Bishan Singh's journey to find his birthplace shows how all people seek to establish their identity through their connection to their homeland. The belief system i.e. the ideology that governs his life fails to provide him with any substantial solution. Even the self-proclaimed “God” in the asylum is unable to resolve his dilemma, further exposing the absurdity of the systems that claim authority over identity. Bishan Singh thus demonstrates that political systems which attempt to establish identity through strict territorial borders cannot succeed by collapsing in the undefined region that exists between India and Pakistan.
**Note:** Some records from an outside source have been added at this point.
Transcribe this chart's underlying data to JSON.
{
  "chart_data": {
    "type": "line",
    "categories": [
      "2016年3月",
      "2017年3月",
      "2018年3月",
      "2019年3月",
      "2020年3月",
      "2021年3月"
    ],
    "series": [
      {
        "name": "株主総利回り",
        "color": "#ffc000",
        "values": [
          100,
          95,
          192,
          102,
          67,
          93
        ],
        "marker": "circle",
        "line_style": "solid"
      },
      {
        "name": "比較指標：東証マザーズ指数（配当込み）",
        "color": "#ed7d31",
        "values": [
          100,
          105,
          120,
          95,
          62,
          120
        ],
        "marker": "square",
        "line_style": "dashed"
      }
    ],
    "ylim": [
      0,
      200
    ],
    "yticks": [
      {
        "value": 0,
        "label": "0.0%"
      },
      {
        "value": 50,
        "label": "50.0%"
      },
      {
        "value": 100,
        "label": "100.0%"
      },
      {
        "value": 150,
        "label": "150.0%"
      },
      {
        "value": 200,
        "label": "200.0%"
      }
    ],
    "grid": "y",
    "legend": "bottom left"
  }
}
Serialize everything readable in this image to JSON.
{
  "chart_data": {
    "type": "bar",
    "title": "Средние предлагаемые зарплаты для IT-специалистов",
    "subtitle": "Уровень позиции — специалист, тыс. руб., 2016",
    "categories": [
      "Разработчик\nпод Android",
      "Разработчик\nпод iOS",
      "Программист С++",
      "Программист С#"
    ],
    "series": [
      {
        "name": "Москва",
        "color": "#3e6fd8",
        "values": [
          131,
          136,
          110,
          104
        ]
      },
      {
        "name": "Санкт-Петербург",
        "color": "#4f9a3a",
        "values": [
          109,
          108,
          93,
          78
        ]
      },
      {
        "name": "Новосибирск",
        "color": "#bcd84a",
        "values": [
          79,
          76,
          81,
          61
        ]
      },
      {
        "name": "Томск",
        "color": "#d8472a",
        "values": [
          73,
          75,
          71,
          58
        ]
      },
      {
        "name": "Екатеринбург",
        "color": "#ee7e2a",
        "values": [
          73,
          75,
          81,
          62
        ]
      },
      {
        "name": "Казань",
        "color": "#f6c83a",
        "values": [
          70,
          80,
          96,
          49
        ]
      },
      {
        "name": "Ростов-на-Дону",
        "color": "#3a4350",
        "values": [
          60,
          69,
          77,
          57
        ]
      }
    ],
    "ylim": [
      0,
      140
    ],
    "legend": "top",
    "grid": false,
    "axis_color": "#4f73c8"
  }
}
In this sense, the story presents its readers with a challenge which requires them tore-evaluate their understanding of peace as a fundamental concept. The process of gaining peace through either ideological persuasion or coercive methods results in a suppression of human experience-related questions instead of resolving them. The case of Bishan Singh shows that societies need to address their historical moral issues which political systems cannot completely resolve. Therefore, the story culminates in a powerful and haunting depiction of a man who defied all societal classifications. In that moment, the question of justice becomes unavoidable. One is compelled to conclude:In the court of justice, both the parties and the judge know the truth; it is justice itself that stands on trial.”1

Note

 

1.      The concluding formulation is adapted from a remark attributed to J. R. Midha of the Delhi High Court.

 

Works Cited

 

Althusser, Louis. On the Reproduction of Capitalism: Ideology and Ideological State Apparatuses. Verso, 2014.

Anderson, Benedict. Imagined Communities: Reflections on the Origin and Spread of Nationalism. Verso, 2006.

Foucault, Michel. Madness and Civilization: A History of Insanity in the Age of Reason. Routledge, 2001.

Ghosh, Amitav. The Shadow Lines. Ravi Dayal, 1988.

Manto, Saadat Hasan. “Toba Tek Singh.” Kingdom’s End and Other Stories, translated by Khalid Hasan, Penguin Books, 1987.